By Baynard Woods

A lawsuit filed last week by Georgetown Law School’s Institute for Constitutional Advocacy and Protection (ICAP) seeks to ban alt-right paramilitary organizations that came to Charlottesville for the Unite The Right rally on August 12 from returning to the city.

“The establishment of private armies is inconsistent with a well-ordered society and enjoys no claim to protection under the law,” the suit, filed by ICAP on behalf of the city of Charlottesville, local businesses, and community associations. The plaintiffs include far right groups such as the Traditionalist Workers Party, League of the South, Virginia Minutemen Militia, and Vanguard America, whose shield James Alex Fields was pictured carrying before allegedly plowing his car into counter protesters and killing Heather Heyer. Individual organizers of the Unite the Right rally such as Jason Kessler and Matthew Heimbach are also named as defendants in the suit as are two left-wing groups, Redneck Revolt and the Socialist Rifle Association.

“When the clergy arrived at Emancipation Park around 9:00 AM on August 12,

2017, they encountered a terrifying scene: a company of heavily armed men clothed in

camouflage and deployed in parallel columns,” the suit reads. The leader of that militia group, Christian Yingling, said he had been invited to the event by its organizers to help provide security and so he assembled  “a coalition of various militia units from throughout the East.”

According to the suit, the group was supplied with “semiautomatic AR-15 assault rifles, with spare 30-round magazines; sidearms; tactical shooting glasses; kevlar helmets; combat shirts and pants; AK-47-resistant Level III body armor; pocket knives; nightstick-style batons; combat boots; military-surplus gas masks; and personal first-aid kits.”  

Yingling himself carried a semi-automatic rifle and his “unit kept their trigger fingers on or near the triggers of their primary weapons as they stood guard over the Unite the Right rally.”
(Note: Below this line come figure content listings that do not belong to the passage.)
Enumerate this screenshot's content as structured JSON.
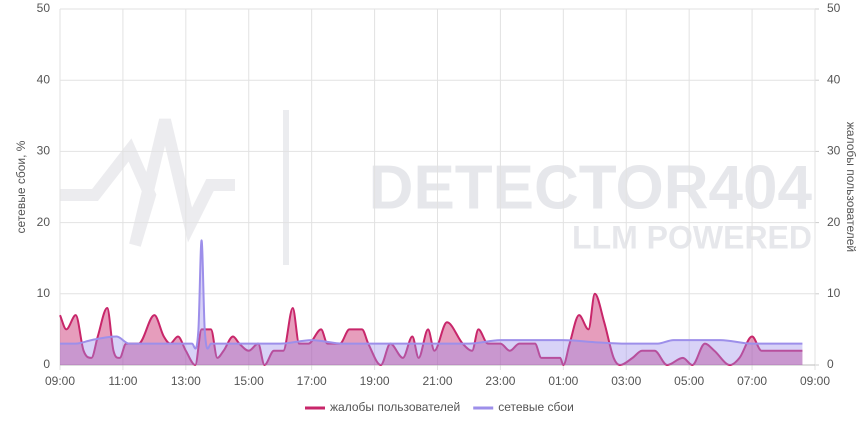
{
  "chart_data": {
    "type": "area",
    "watermark": [
      "DETECTOR404",
      "LLM POWERED"
    ],
    "y_label": "сетевые сбои, %",
    "y2_label": "жалобы пользователей",
    "xlim": [
      0,
      24
    ],
    "xticks": [
      {
        "value": 0,
        "label": "09:00"
      },
      {
        "value": 2,
        "label": "11:00"
      },
      {
        "value": 4,
        "label": "13:00"
      },
      {
        "value": 6,
        "label": "15:00"
      },
      {
        "value": 8,
        "label": "17:00"
      },
      {
        "value": 10,
        "label": "19:00"
      },
      {
        "value": 12,
        "label": "21:00"
      },
      {
        "value": 14,
        "label": "23:00"
      },
      {
        "value": 16,
        "label": "01:00"
      },
      {
        "value": 18,
        "label": "03:00"
      },
      {
        "value": 20,
        "label": "05:00"
      },
      {
        "value": 22,
        "label": "07:00"
      },
      {
        "value": 24,
        "label": "09:00"
      }
    ],
    "ylim": [
      0,
      50
    ],
    "yticks": [
      0,
      10,
      20,
      30,
      40,
      50
    ],
    "y2lim": [
      0,
      50
    ],
    "y2ticks": [
      0,
      10,
      20,
      30,
      40,
      50
    ],
    "grid": true,
    "legend": "bottom",
    "series": [
      {
        "name": "жалобы пользователей",
        "color": "#c8266a",
        "axis": "y2",
        "x": [
          0,
          0.2,
          0.5,
          0.75,
          1,
          1.2,
          1.5,
          1.7,
          1.9,
          2.1,
          2.5,
          3,
          3.3,
          3.5,
          3.75,
          4,
          4.3,
          4.5,
          4.8,
          5,
          5.2,
          5.5,
          5.7,
          6,
          6.3,
          6.5,
          6.8,
          7.1,
          7.4,
          7.6,
          7.9,
          8.3,
          8.5,
          8.9,
          9.2,
          9.6,
          9.8,
          10.2,
          10.5,
          10.9,
          11.2,
          11.4,
          11.7,
          11.9,
          12.3,
          12.8,
          13.1,
          13.3,
          13.6,
          14,
          14.3,
          14.6,
          15.1,
          15.3,
          15.9,
          16.0,
          16.2,
          16.5,
          16.8,
          17.0,
          17.3,
          17.6,
          17.8,
          18.2,
          18.5,
          18.9,
          19.3,
          19.8,
          20.1,
          20.5,
          20.8,
          21.3,
          21.6,
          22.0,
          22.3,
          22.6,
          23.6
        ],
        "values": [
          7,
          5,
          7,
          2,
          1,
          4,
          8,
          2,
          1,
          3,
          3,
          7,
          4,
          3,
          4,
          2,
          0,
          5,
          5,
          1,
          2,
          4,
          3,
          2,
          3,
          0,
          2,
          2,
          8,
          3,
          3,
          5,
          3,
          3,
          5,
          5,
          3,
          0,
          3,
          1,
          4,
          1,
          5,
          2,
          6,
          3,
          2,
          5,
          3,
          3,
          2,
          3,
          3,
          1,
          1,
          0,
          3,
          7,
          5,
          10,
          6,
          1,
          0,
          1,
          2,
          2,
          0,
          1,
          0,
          3,
          2,
          0,
          1,
          4,
          2,
          2,
          2
        ]
      },
      {
        "name": "сетевые сбои",
        "color": "#9d8fea",
        "axis": "y",
        "x": [
          0,
          0.5,
          1,
          1.8,
          2.2,
          3,
          4.2,
          4.4,
          4.5,
          4.6,
          4.8,
          6,
          7,
          8,
          9,
          10,
          11,
          12,
          13,
          14,
          15,
          16,
          17,
          18,
          19,
          19.5,
          20,
          21,
          22,
          23,
          23.6
        ],
        "values": [
          3,
          3,
          3.5,
          4,
          3,
          3,
          3,
          5,
          17.5,
          5,
          3,
          3,
          3,
          3.5,
          3,
          3,
          3,
          3,
          3,
          3.5,
          3.5,
          3.5,
          3.2,
          3,
          3,
          3.5,
          3.5,
          3.5,
          3,
          3,
          3
        ]
      }
    ]
  }
}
The suit also offers illuminating details about the alt-right’s planning of the event and their intent to initiate violence, many of which seem to be pulled from their chats on the Discord servers leaked to and released by the anti-authoritarian media collective Unicorn Riot.

Some of the militias, such as the Three Percenters, claimed only to be providing neutral security, but the suit disputes that claim—while also pointing out that it was not legal for a paramilitary organization to provide security.

“Two militia members pointed their assault rifles at someone who shouted, ‘Get out of my town!’ And Richard Preston—the KKK leader who fired his pistol at a counter-protester—had arrived not in Klan gear, but wearing a tactical vest as part of a local offshoot of the Three Percenters (“3% Risen”). According to Preston, ‘I had my AR-15 and a 9 mm. One of my guys had a .45 and another a 9 mm,’ the suit reads.

Both civilians and law enforcement reported confusing militia members with the National Guard or state troopers. At least one man at the rally was dressed like riot police and used long sticks to beat opponents.

Reading the suit, it is chilling how close militia members came, by their own admission, to firing into the crowd. The scope of violent plans laid bare by the suit is stunning.

In the end, the suit claims that “Defendants’ continued unlawful paramilitary activity will cause irreparable harm to Plaintiffs, for which no adequate legal remedy exists” and that “[w]hen Defendants engage in paramilitary activity in public areas independent of any civil authority, their conduct necessarily threatens public health, safety, peace, and comfort, and the general welfare.”

“Our complaint shows that there are legal tools available to ensure that the streets do not become battlefields for those who organize and engage in paramilitary activity,” Mary McCord, an ICAP lawyer, said in a press conference after Charlottesville’s city council voted to join the suit on Oct. 12.

On October 3, the rally’s organizer Jason Kessler was indicted on perjury charges for claiming that a man, whom he hit, struck him first back in January. The man was arrested but video footage showed Kessler’s claims were false.

On October 13, three white supremacists involved with planning the rally were convicted of failure to disperse.  Nathan Damigo, who founded Identity Evropa, and JonPaul Struys were each fined $200. Evan McLaren, who runs Richard Spencer’s  National Policy Institute, was fined $100.

Meanwhile, over 200 people are facing 80 years in prison if convicted of eight felony charges for broken windows on Inauguration Day in Washington, D.C.